En dehors de la transplantation rénale qui est reconnu comme le meilleur traitement de l’insuffisance rénale terminale, plusieurs modalités de suppléance sont possibles quand la maladie évolue. Le processus de décision médicale partagée entre le patient et les professionnels de santé est recommandé par les autorités au stade terminal de la maladie rénale. Comment, dans ce contexte de parcours de soin qui rassemble des recommandations à soutenir le patient lors de ce choix, et des connaissances scientifiques qui démontrent une supériorité de la greffe sur les autres traitements, le patient prend-il part à la décision d’être greffé ? Cette recherche vise à explorer l’expérience des patients et les facteurs qui l’influencent en situation de décision, ainsi que d’évaluer l’impact de cette expérience sur leur devenir.
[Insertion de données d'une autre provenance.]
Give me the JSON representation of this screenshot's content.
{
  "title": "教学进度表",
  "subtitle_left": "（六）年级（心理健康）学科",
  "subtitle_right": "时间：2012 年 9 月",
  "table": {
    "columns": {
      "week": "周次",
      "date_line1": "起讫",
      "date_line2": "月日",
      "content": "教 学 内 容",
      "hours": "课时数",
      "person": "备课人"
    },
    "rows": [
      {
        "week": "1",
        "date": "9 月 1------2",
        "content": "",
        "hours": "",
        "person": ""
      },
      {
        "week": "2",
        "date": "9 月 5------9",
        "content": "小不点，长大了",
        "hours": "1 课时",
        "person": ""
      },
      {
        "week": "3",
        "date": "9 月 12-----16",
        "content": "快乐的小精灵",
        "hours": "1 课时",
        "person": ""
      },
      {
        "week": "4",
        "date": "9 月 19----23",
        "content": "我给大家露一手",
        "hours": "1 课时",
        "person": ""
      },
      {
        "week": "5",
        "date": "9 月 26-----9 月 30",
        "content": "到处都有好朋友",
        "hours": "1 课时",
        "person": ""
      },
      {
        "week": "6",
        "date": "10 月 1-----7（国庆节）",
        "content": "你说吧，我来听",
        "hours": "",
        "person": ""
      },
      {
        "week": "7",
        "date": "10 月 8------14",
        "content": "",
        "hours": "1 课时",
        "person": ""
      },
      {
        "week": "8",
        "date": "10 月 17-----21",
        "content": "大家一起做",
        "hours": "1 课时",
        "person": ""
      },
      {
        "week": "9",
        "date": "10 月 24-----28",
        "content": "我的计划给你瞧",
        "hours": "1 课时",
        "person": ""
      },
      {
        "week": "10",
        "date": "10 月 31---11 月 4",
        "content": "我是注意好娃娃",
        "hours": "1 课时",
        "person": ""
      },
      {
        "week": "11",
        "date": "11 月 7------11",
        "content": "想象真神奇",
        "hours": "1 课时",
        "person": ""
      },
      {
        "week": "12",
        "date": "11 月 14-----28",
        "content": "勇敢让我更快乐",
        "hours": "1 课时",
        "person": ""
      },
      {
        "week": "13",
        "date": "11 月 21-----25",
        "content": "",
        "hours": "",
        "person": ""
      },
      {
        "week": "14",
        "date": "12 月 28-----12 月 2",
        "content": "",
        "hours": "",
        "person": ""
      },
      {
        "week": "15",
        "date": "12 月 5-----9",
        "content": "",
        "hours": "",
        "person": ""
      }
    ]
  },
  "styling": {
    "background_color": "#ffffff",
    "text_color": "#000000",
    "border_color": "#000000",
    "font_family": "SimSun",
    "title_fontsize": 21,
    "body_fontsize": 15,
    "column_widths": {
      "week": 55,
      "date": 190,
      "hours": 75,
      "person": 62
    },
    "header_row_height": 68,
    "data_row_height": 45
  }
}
Elle s’appuie sur deux méthodes mixtes de recherche (QUALI > quanti).
Elle allie une analyse phénoménologique interprétative et une étude observationnelle mesurant le conflit décisionnel perçu par les patients en attente de greffe et les facteurs qui influencent le regret décisionnel, la qualité de vie et l’observance après la transplantation. Les résultats rapportent que les patients perçoivent l’inscription sur le fichier comme une étape obligatoire. Par ailleurs cette décision implicite forge le rapport des patients aux autres décisions et influence leur capacité d’adaptation vis-à-vis de l’incertitude inhérente à la maladie rénale chronique. L’enjeu de prendre en compte toutes les étapes de la décision médicale partagée est majeur en contexte de transplantation rénale pour soutenir la participation du patient sur l’ensemble de son parcours de soins.